Anaphylactic reactions can be associated with almost any type of blood component and are life-threatening. Fortunately, they are uncommon events, occurring with an estimated incidence of 1 per 40,000 units transfused. 

Absolute IgA deficiency (<0.05 mg/dL) or an IgA subclass deficiency puts a patient at higher risk of having an anaphylactic reaction. Approximately 1 in 1200 people are totally IgA deficient and have detectable anti-IgA antibody. These patients may have an anaphylactic reaction when they are transfused with a blood component containing IgA antibodies.  When anti-IgA antibody binds to IgA in transfused plasma, complement is activated, resulting in anaphylaxis. 

Symptoms usually appear within 45 minutes after the start of the transfusion and consist of sudden onset of flushing and hypertension followed by hypotension, tachycardia, widespread edema, laryngeal edema, bronchospasm, and shock. Sometimes GI symptoms such as abdominal cramping, nausea, vomiting, and diarrhea can occur within minutes of starting the transfusion.

IgA deficiency is only one of many causes of anaphylactic transfusion reactions.
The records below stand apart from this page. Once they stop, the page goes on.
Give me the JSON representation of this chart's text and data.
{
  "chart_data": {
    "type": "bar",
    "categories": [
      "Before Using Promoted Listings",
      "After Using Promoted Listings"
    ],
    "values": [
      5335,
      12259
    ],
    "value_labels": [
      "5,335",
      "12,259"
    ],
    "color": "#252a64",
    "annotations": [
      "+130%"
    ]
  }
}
Other reported causes of anaphylactic reactions include:  

• The recipient may have preformed antibodies to transfused donor allergens, including foods, medications or chemicals.
• Transfusion of polymorphic plasma proteins such as albumin, haptoglobin, C3, C4, and transferrin
• Bedside leukoreduction of components for patients receiving ACE inhibitors
• Transfusion of plasma or platelets to patients with Chido or Rogers antibodies
• Transfusion of bioactive lipids, CD40 ligand and cytokines that accumulate in stored products 
• Passive transfer of IgE antibodies to environmental antigens, high concentrations of histamine or other products of donor mast cell degranulation
• Haptoglobin deficiency

In many cases the cause of the anaphylactic reaction is not identified.
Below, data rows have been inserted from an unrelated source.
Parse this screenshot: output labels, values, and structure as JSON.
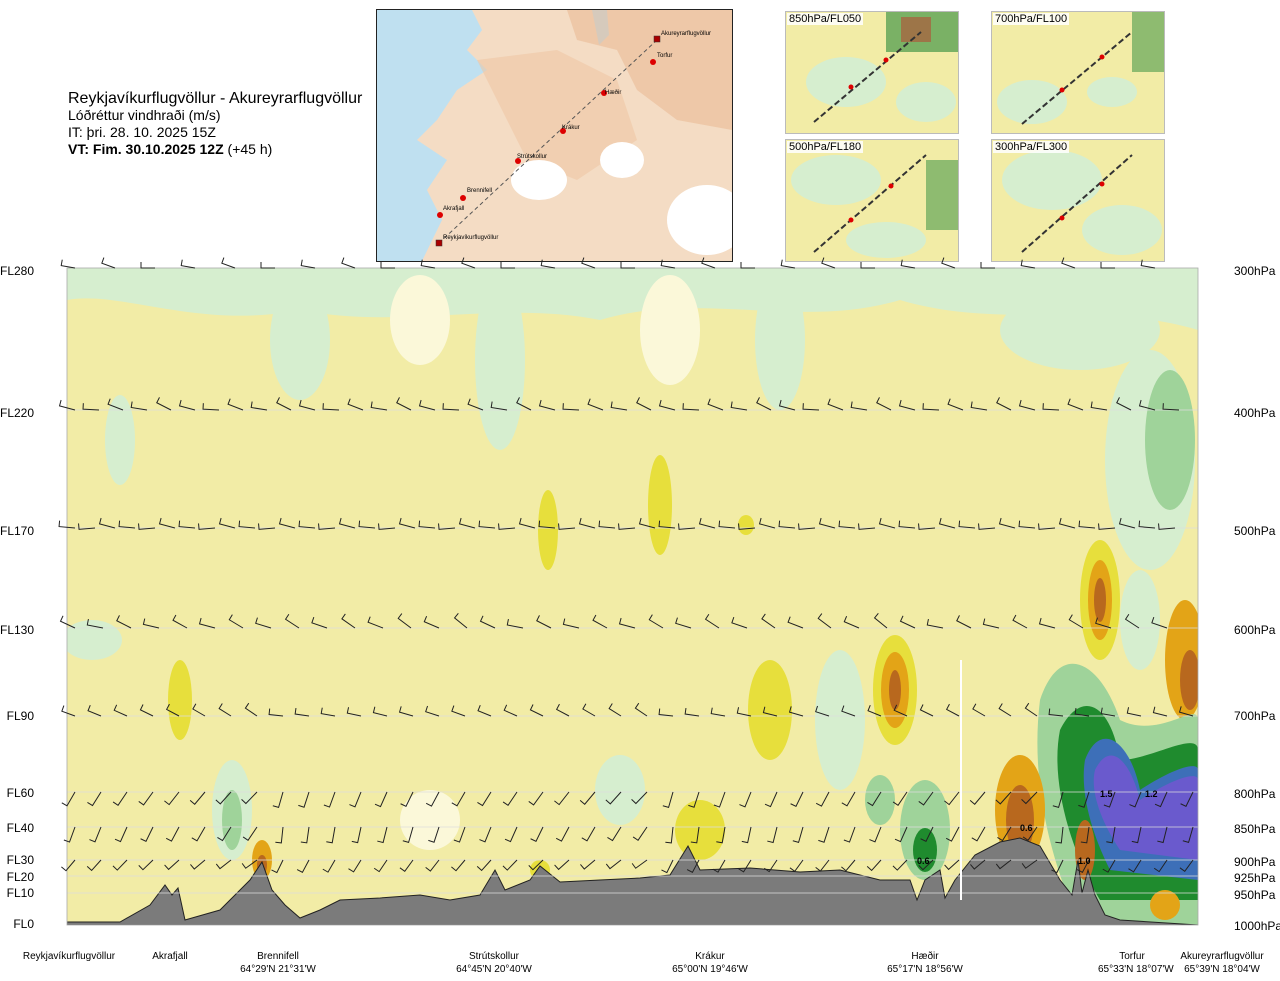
{
  "header": {
    "route": "Reykjavíkurflugvöllur - Akureyrarflugvöllur",
    "parameter": "Lóðréttur vindhraði (m/s)",
    "issue_time": "IT: þri. 28. 10. 2025 15Z",
    "valid_time": "VT: Fim. 30.10.2025 12Z",
    "lead_time": "(+45 h)"
  },
  "map": {
    "places": [
      {
        "name": "Akureyrarflugvöllur"
      },
      {
        "name": "Torfur"
      },
      {
        "name": "Hæðir"
      },
      {
        "name": "Krákur"
      },
      {
        "name": "Strútskollur"
      },
      {
        "name": "Brennifell"
      },
      {
        "name": "Akrafjall"
      },
      {
        "name": "Reykjavíkurflugvöllur"
      }
    ]
  },
  "insets": [
    {
      "label": "850hPa/FL050"
    },
    {
      "label": "700hPa/FL100"
    },
    {
      "label": "500hPa/FL180"
    },
    {
      "label": "300hPa/FL300"
    }
  ],
  "colors": {
    "terrain": "#7b7b7b",
    "neutral": "#f2eca6",
    "green_light": "#d6eecf",
    "green_mid": "#9fd39a",
    "green_dark": "#1f8b2e",
    "blue": "#3d6fb8",
    "purple": "#6a5acd",
    "yellow": "#e7df3c",
    "orange": "#e3a417",
    "brown": "#b8681e"
  },
  "chart_data": {
    "type": "heatmap",
    "title": "Reykjavíkurflugvöllur - Akureyrarflugvöllur",
    "variable": "Lóðréttur vindhraði (m/s)",
    "y_left_levels": [
      "FL280",
      "FL220",
      "FL170",
      "FL130",
      "FL90",
      "FL60",
      "FL40",
      "FL30",
      "FL20",
      "FL10",
      "FL0"
    ],
    "y_right_levels": [
      "300hPa",
      "400hPa",
      "500hPa",
      "600hPa",
      "700hPa",
      "800hPa",
      "850hPa",
      "900hPa",
      "925hPa",
      "950hPa",
      "1000hPa"
    ],
    "x_locations": [
      {
        "name": "Reykjavíkurflugvöllur",
        "coord": ""
      },
      {
        "name": "Akrafjall",
        "coord": ""
      },
      {
        "name": "Brennifell",
        "coord": "64°29'N 21°31'W"
      },
      {
        "name": "Strútskollur",
        "coord": "64°45'N 20°40'W"
      },
      {
        "name": "Krákur",
        "coord": "65°00'N 19°46'W"
      },
      {
        "name": "Hæðir",
        "coord": "65°17'N 18°56'W"
      },
      {
        "name": "Torfur",
        "coord": "65°33'N 18°07'W"
      },
      {
        "name": "Akureyrarflugvöllur",
        "coord": "65°39'N 18°04'W"
      }
    ],
    "contour_labels": [
      "1.5",
      "1.2",
      "0.6",
      "0.6",
      "1.0"
    ],
    "legend": "none",
    "grid": true
  }
}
IgA deficiency is diagnosed by measuring quantitative immunoglobulin levels on a pretransfusion specimen. Unfortunately, most nephelometric methods for measuring IgA have a lower limit of detection of 5 mg/dL, which is not sensitive enough to diagnose absolute IgA deficiency.  A more sensitive enzyme-linked immunosorbent assay (ELISA) method with a sensitivity of 0.02 mg/dL is required to determine which individuals are truly IgA deficient. Only those with true IgA deficiency (i.e. levels below 0.05 mg/dL) may develop anti-IgA antibodies.
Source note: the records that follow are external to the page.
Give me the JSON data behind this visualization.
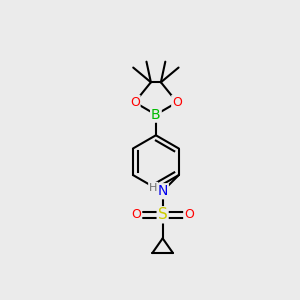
{
  "bg_color": "#ebebeb",
  "bond_color": "#000000",
  "bond_width": 1.5,
  "atom_colors": {
    "B": "#00bb00",
    "O": "#ff0000",
    "N": "#0000ee",
    "S": "#cccc00",
    "C": "#000000",
    "H": "#707070"
  },
  "font_size": 9,
  "fig_size": [
    3.0,
    3.0
  ],
  "dpi": 100
}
If IgA is deficient, serum can be sent to a reference laboratory for anti-IgA antibody determination. 

Specimen requirement is one red top or SST tube

Reference value is negative.

References

Palmer DS, O'Toole J, Montreuil T, Scalia V, Goldman M. Evaluation of Particle Gel Immunoassays for the Detection of Severe Immunoglobulin a Deficiency and Anti-Human Immunoglobulin a Antibodies. Transfusion 2012; 52: 1792-8.

Sandler SG. How I Manage Patients Suspected of Having Had an Iga Anaphylactic Transfusion Reaction. Transfusion 2006; 46: 10-3.